Sarah obedeceu, sentando-se lentamente na beira da cama, sentindo a ansiedade crescer dentro de seu peito. A garota observa enquanto Claire anda de um lado para o outro, lutando contra as palavras que insistiam em ficar presas em sua garganta.

— O Ward estava fazendo ameaças. Contra o Rafe, contra o que estamos tentando construir na Cameron Development. Eu quis conversar, sabe? Fazer com que ele mudasse de ideia.

Sarah apenas a olhava, esperando.

— Então ele disse que ia entregar o Rafe. Disse que ia acabar comigo. E... Eu falei algumas coisas ruins pra deixá-lo irritado. E ele me atacou.

— Ele te atacou? — Sarah repete, tentando entender aonde isso iria chegar. Era assustador pensar no rumo das atitudes de seu pai, atacando até mesmo Claire que nunca sequer havia levantado a voz para ele.
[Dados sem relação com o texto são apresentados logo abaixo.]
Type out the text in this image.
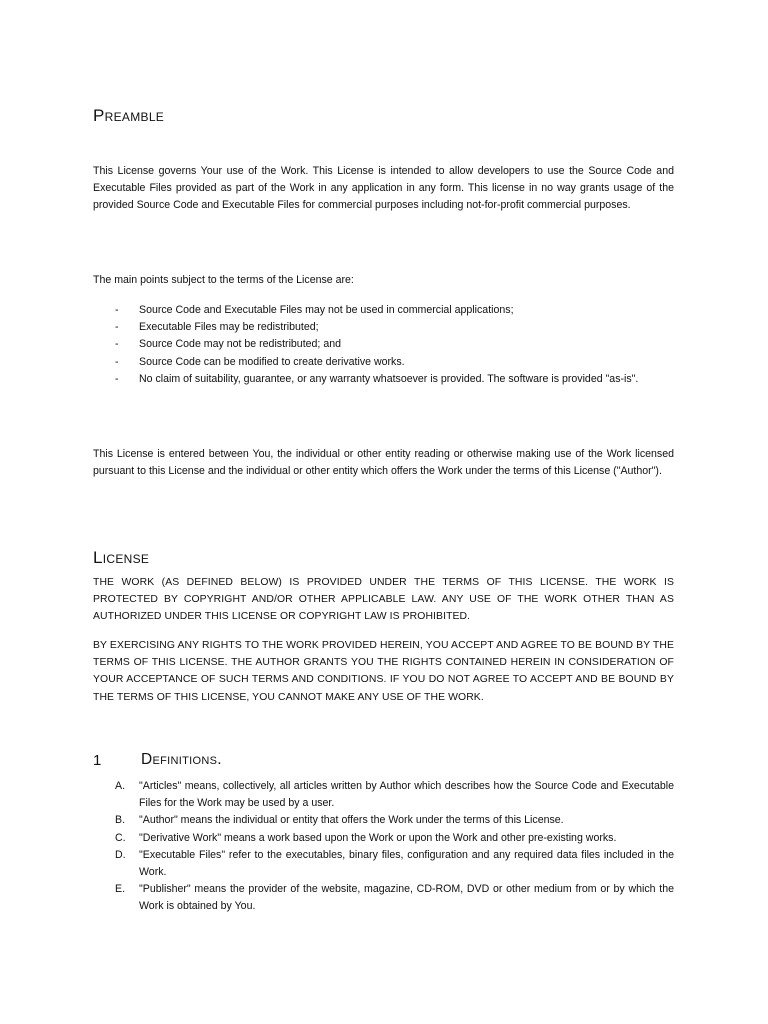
Preamble

This License governs Your use of the Work. This License is intended to allow developers to use the Source Code and Executable Files provided as part of the Work in any application in any form. This license in no way grants usage of the provided Source Code and Executable Files for commercial purposes including not-for-profit commercial purposes.

The main points subject to the terms of the License are:

- Source Code and Executable Files may not be used in commercial applications;
- Executable Files may be redistributed;
- Source Code may not be redistributed; and
- Source Code can be modified to create derivative works.
- No claim of suitability, guarantee, or any warranty whatsoever is provided. The software is provided "as-is".

This License is entered between You, the individual or other entity reading or otherwise making use of the Work licensed pursuant to this License and the individual or other entity which offers the Work under the terms of this License ("Author").

License

THE WORK (AS DEFINED BELOW) IS PROVIDED UNDER THE TERMS OF THIS LICENSE. THE WORK IS PROTECTED BY COPYRIGHT AND/OR OTHER APPLICABLE LAW. ANY USE OF THE WORK OTHER THAN AS AUTHORIZED UNDER THIS LICENSE OR COPYRIGHT LAW IS PROHIBITED.

BY EXERCISING ANY RIGHTS TO THE WORK PROVIDED HEREIN, YOU ACCEPT AND AGREE TO BE BOUND BY THE TERMS OF THIS LICENSE. THE AUTHOR GRANTS YOU THE RIGHTS CONTAINED HEREIN IN CONSIDERATION OF YOUR ACCEPTANCE OF SUCH TERMS AND CONDITIONS. IF YOU DO NOT AGREE TO ACCEPT AND BE BOUND BY THE TERMS OF THIS LICENSE, YOU CANNOT MAKE ANY USE OF THE WORK.

1	Definitions.
A. "Articles" means, collectively, all articles written by Author which describes how the Source Code and Executable Files for the Work may be used by a user.
B. "Author" means the individual or entity that offers the Work under the terms of this License.
C. "Derivative Work" means a work based upon the Work or upon the Work and other pre-existing works.
D. "Executable Files" refer to the executables, binary files, configuration and any required data files included in the Work.
E. "Publisher" means the provider of the website, magazine, CD-ROM, DVD or other medium from or by which the Work is obtained by You.
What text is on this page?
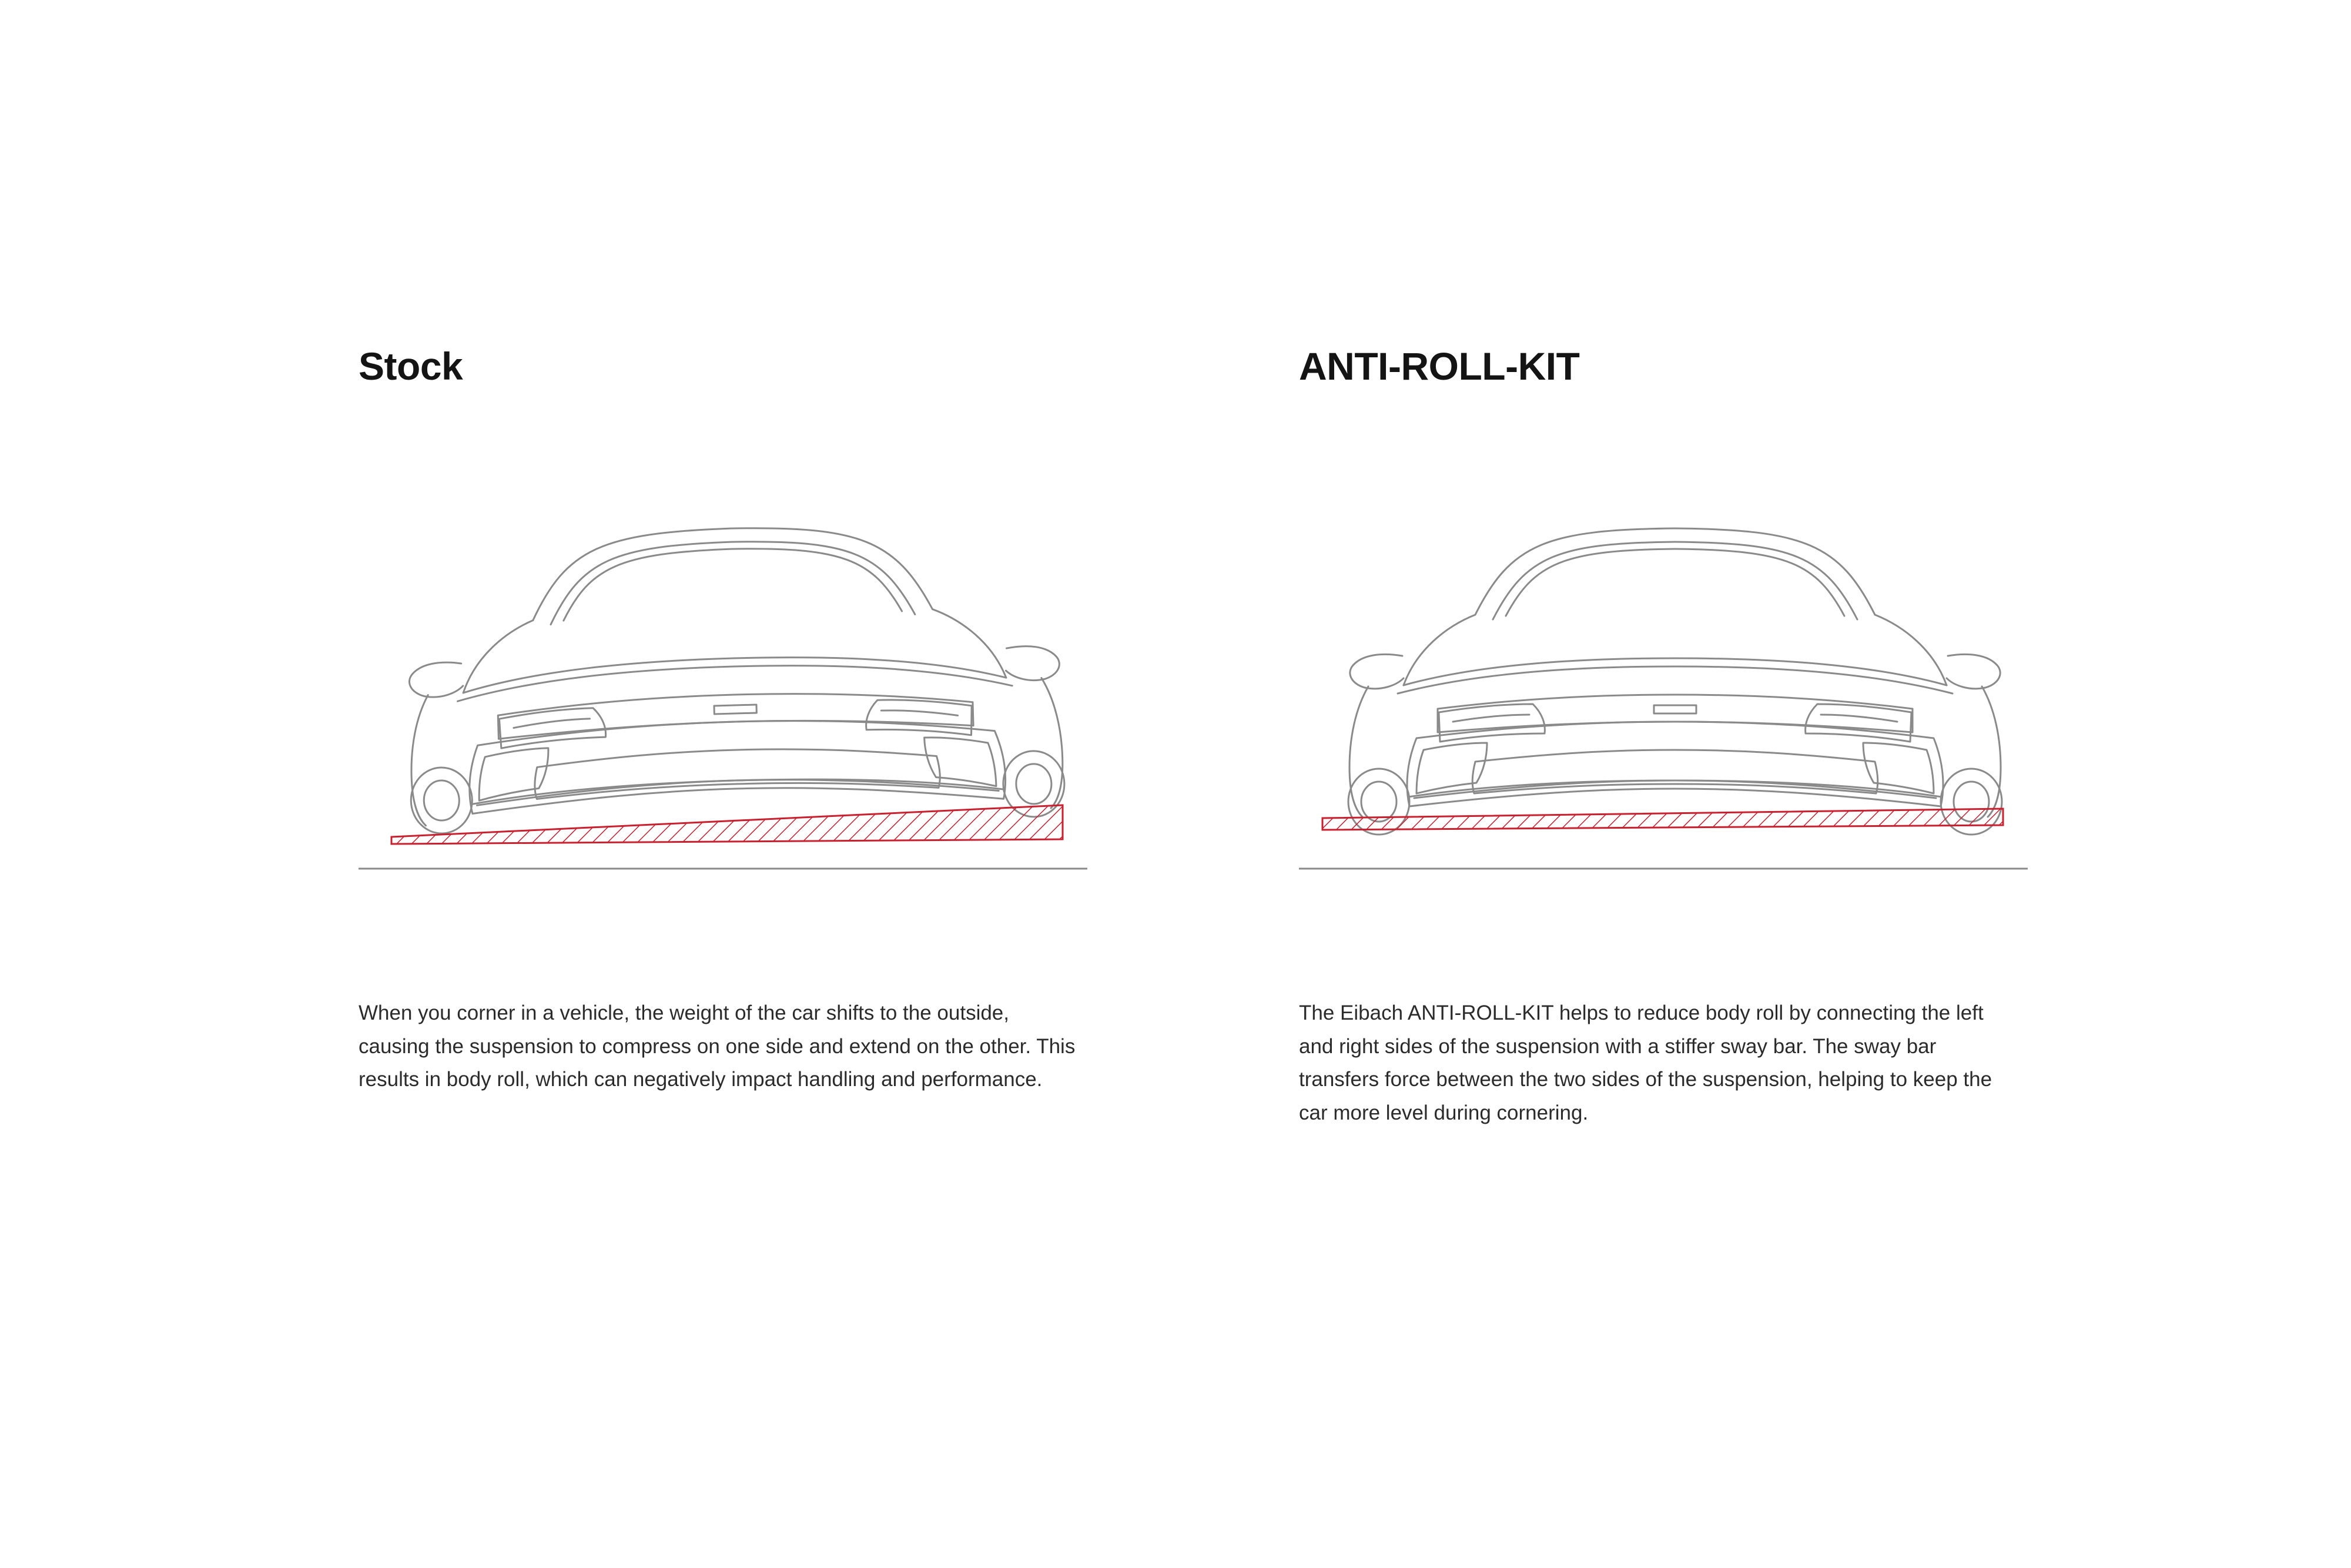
Stock

When you corner in a vehicle, the weight of the car shifts to the outside, causing the suspension to compress on one side and extend on the other. This results in body roll, which can negatively impact handling and performance.

ANTI-ROLL-KIT

The Eibach ANTI-ROLL-KIT helps to reduce body roll by connecting the left and right sides of the suspension with a stiffer sway bar. The sway bar transfers force between the two sides of the suspension, helping to keep the car more level during cornering.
Claire assentiu, a voz falhando.

— Eu levei uma arma comigo — admite, desviando o olhar. — Fiquei com medo de encará-lo sozinha e pensei que seria bom ter algo pra me defender.

A essa altura Sarah já sabia o que vinha a seguir, mas mesmo assim, não foi nem um pouco fácil ouvir.

— Ele me enforcou, Sarah. Eu achei que fosse morrer e por isso atirei nele. Ele está morto.

Claire espera que Sarah diga alguma coisa, que tenha alguma reação, mas nada acontece por alguns longos segundos.

— O Rafe sabe e é por isso que estou aqui.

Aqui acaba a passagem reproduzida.